Our interpretive representation of the B’laan tribe of Southern Mindanao begins with men searching out in the distance for suitable land to provide for their families. They climb to high heights in hopes of finding a sign from the Alimukon bird.
According to folklore, the sign could mean an omen for
illness, danger, or a bad harvest.
Hearing the bird, the men move to a different area to start their harvest.
The B’laan tribe, known to be hunters and gathers, then perform the Maba Di Alnigo ritual to prepare the land. Women come out with plates and baskets, while the men use sticks to pound and dig into the earth.
While harvesting, the villagers hear the Alimukan bird again and suddenly,
the higher power members of society invade to conquer their land.
In this tribe, it is considered great shame and dishonor for a man not to send retaliations. Therefore, the B’laan people come attack to reclaim their land.
In the act of retaliation, one of the village men of lower status gets severely injured and falls ill.
To heal him, the villagers come in and perform the Sbolong Di Tana ritual. Candles shoo away the evil spirit that caused this predicament.

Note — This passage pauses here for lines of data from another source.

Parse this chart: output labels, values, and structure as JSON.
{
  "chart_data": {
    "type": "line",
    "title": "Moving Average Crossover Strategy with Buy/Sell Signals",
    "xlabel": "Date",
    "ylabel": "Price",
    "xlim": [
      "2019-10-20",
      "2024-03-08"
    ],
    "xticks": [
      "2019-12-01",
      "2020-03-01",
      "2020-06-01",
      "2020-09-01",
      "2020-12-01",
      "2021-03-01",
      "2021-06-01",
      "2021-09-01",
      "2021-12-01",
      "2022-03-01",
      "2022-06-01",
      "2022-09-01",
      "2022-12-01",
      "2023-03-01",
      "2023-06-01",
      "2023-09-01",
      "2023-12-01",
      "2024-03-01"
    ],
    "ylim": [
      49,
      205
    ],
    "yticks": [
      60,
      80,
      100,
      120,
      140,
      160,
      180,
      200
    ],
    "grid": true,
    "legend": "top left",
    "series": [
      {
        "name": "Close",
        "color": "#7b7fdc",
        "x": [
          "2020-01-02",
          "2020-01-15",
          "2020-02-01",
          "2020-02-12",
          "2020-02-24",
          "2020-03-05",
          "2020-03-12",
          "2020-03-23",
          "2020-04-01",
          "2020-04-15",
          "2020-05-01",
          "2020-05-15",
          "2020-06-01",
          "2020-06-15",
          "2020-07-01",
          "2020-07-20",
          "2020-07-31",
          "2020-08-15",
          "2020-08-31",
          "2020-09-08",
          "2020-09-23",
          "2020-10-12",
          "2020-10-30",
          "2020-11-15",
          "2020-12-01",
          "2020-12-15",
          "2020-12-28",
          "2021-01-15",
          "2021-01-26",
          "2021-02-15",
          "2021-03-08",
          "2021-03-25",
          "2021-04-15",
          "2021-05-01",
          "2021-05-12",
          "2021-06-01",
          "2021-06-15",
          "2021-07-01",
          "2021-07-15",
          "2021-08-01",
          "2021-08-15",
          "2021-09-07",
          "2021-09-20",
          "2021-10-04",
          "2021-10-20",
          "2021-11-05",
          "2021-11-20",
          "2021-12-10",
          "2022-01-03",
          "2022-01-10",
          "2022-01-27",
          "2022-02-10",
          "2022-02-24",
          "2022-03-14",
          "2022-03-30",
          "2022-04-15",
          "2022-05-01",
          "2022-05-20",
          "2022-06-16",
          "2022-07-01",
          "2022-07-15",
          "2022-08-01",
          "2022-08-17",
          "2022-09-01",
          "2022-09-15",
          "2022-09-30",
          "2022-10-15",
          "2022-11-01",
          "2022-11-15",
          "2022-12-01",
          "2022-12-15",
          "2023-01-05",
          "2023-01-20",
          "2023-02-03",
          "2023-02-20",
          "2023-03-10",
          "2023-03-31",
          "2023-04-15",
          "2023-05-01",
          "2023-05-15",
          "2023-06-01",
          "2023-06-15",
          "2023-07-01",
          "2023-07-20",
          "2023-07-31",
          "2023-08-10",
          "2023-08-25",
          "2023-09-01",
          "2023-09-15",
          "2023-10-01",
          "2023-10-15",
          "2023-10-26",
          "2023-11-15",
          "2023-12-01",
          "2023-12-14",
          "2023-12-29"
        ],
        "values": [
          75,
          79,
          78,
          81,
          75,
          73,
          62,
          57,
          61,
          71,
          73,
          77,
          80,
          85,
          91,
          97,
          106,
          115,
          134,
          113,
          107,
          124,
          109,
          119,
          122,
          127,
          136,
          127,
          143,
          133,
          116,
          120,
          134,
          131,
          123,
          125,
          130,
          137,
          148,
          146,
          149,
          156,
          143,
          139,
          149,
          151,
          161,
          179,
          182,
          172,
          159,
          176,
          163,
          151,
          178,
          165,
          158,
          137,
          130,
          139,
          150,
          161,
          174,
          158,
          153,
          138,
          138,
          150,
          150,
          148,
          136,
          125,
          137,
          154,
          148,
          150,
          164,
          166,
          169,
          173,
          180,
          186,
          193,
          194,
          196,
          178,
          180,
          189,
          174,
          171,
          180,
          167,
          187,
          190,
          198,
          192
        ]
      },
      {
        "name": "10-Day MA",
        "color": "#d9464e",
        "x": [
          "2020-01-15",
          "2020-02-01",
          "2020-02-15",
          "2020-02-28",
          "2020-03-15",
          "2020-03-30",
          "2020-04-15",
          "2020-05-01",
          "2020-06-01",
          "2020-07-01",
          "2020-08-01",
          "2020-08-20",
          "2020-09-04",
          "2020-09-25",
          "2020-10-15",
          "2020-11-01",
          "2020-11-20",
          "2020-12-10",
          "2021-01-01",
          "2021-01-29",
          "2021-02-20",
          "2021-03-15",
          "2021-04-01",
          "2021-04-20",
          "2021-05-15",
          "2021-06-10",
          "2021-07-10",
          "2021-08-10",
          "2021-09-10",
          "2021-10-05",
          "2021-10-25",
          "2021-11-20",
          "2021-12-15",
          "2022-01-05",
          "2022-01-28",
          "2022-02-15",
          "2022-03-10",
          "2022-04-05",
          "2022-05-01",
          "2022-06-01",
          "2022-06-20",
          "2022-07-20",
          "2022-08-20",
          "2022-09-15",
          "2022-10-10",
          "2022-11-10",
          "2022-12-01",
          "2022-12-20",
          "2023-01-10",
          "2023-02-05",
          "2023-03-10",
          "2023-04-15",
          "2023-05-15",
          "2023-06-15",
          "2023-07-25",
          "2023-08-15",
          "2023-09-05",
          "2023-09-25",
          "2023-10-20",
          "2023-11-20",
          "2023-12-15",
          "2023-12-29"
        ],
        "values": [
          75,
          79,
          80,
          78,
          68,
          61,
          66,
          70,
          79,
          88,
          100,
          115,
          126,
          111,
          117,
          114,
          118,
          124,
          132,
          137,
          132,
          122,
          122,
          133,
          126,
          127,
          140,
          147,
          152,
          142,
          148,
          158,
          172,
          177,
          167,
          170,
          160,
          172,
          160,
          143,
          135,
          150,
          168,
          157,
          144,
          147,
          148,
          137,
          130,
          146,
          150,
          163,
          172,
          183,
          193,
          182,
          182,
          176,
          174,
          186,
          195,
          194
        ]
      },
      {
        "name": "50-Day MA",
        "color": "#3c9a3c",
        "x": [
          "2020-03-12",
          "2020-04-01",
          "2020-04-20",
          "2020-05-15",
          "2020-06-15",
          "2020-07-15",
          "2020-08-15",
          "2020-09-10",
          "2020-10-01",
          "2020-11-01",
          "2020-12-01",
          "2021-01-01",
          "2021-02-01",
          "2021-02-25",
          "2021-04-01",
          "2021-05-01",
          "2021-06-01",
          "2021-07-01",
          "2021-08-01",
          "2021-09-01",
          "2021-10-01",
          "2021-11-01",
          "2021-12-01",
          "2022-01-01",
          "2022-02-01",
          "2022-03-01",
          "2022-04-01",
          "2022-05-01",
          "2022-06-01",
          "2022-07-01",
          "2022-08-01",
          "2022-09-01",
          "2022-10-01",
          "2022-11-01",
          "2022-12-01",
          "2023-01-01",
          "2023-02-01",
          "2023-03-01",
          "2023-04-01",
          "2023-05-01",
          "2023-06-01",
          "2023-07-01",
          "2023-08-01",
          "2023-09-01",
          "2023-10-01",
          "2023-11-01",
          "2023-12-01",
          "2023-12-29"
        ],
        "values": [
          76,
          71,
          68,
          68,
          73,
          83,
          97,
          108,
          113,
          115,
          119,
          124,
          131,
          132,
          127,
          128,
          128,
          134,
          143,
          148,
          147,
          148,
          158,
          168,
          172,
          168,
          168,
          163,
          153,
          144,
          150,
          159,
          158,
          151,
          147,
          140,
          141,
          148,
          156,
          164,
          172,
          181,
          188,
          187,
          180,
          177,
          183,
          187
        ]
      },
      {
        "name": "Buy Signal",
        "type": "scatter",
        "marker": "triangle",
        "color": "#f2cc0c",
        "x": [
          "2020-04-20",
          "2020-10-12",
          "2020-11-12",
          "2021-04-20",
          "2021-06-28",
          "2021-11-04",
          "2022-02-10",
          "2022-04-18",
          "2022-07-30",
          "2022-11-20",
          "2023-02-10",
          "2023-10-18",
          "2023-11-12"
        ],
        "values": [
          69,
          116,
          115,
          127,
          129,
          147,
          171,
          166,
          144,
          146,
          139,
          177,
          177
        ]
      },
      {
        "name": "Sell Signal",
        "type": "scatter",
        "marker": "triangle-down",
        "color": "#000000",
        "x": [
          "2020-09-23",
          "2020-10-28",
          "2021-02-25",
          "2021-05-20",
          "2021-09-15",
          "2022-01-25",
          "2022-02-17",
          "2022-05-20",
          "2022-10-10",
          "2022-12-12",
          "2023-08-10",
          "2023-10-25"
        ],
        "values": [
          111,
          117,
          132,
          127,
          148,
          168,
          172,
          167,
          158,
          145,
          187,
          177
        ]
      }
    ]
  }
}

The tribe dances in a trance to remove the illness. With joy and happiness in the air, girls come out with malongs in celebration.
Following the successful resurrection, the village man falls in love and portrays the famous Blit B’laan courtship dance.
The new couple is married and the village celebrates the new partnership.
Finally, through this new partnership the birth of a child signifies a new hope for the future.
Having explored the mysteries of life and death throughout the sequence of events, the villagers perform a finale with malongs.